Malaysian Media Told To Self-Censor Reports On Ethnic Indian Crackdown

The Associated Press

Malaysia's government has told the mainstream media not to sensationalize a crackdown on ethnic Indians following an unprecedented rally against racial discrimination in Muslim-majority Malaysia, officials said.

Che Din Yusoh, a senior official with the Internal Security Ministry, said newspaper editors had been given "verbal advice" not to highlight sensitive issues related to the Nov. 25 rally by at least 20,000 ethnic Indians that police broke up by force.

"Don't sensationalize what police are doing. Don't give a very negative picture ... We have guidelines on publication, and they have to implement (self) censorship," he told The Associated Press late Wednesday.

Malaysiakini, an independent Internet news portal, reported Wednesday that top editors of all dailies were summoned by the government for a meeting, and were told not to give prominence to Hindu Rights Action Force, or Hindraf, the group that is leading the Indian unrest.

An editor of a Tamil-language daily, catering to Indians, confirmed the meeting took place Tuesday. He told the AP that the government advised all chief editors to be "very careful" about "sharp wordings," especially in headlines.
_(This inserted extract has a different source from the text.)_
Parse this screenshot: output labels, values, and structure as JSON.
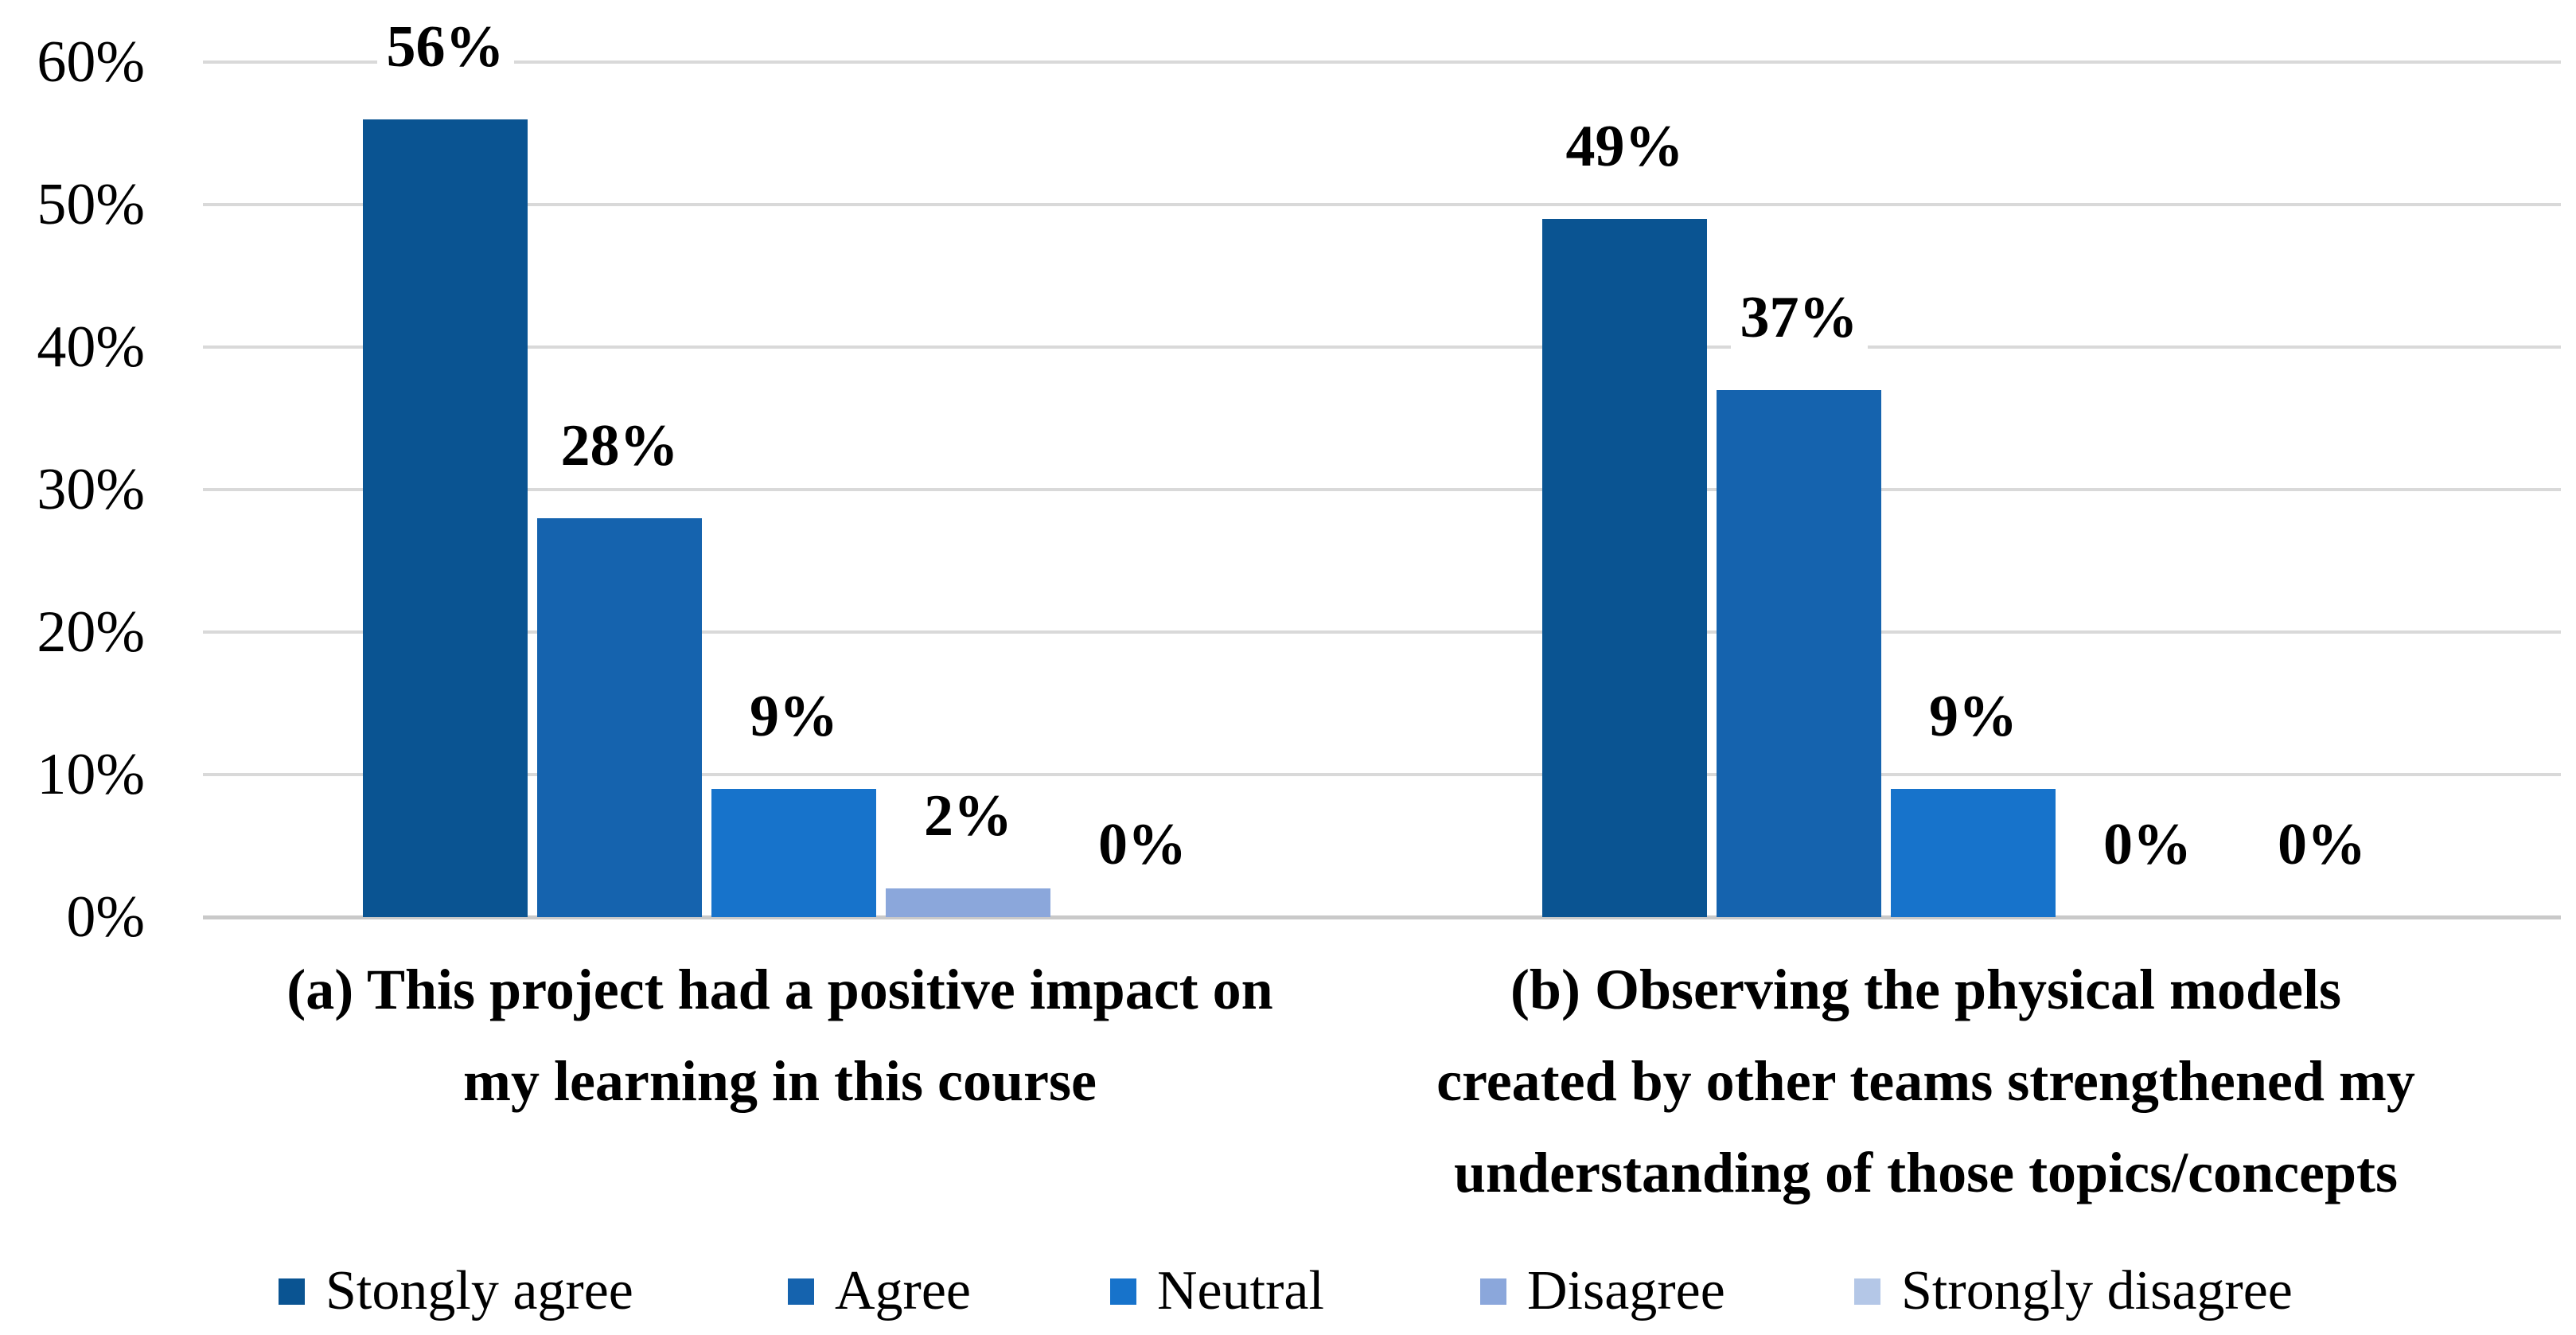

He spoke on condition of anonymity because of the sensitivity of the issue.

Che said he could only confirm guidelines were issued but gave no details.

Most Malaysian newspapers and electronic media outlets are controlled by the government or political parties in the ruling coalition. They also operate with a government license, which must be renewed annually. Internet news sites do not have these restrictions.

Traditionally, Malaysia's mainstream media have been pro-government but some newspapers have become bolder in recent years and have openly discussed issues such as race relations that were previously taboo.

Newspapers gave wide coverage to the Hindraf rally and the court hearings of 31 Indians charged with attempted murder for a head injury sustained by a policeman during the demonstration. The Indians were denied bail Thursday.

Che said the media were told not to play up Hindraf's claims — debunked by most Malaysians — that Indians are victims of ethnic cleansing in Malaysia.

"Instead of trying to tarnish the image of the government ... the media should use their common sense and discretion to refute this kind of allegations," he said.

Che said his ministry monitored the media all the time to make sure their coverage did not endanger national security interests or create social unrest.

Last month's protests have shaken the government and raised fears it would destroy the fragile peace between the country's three main communities - Muslim Malays who form 60 percent of the country's 27 million people, the ethnic Chinese who are a quarter of the population and ethnic Indians who are 8 percent.

Malays control the government and the Chinese dominate the business. The Indians complain they are at the bottom of the society with little wealth, education or job opportunities because of government policies that give preferential treatment to Malays.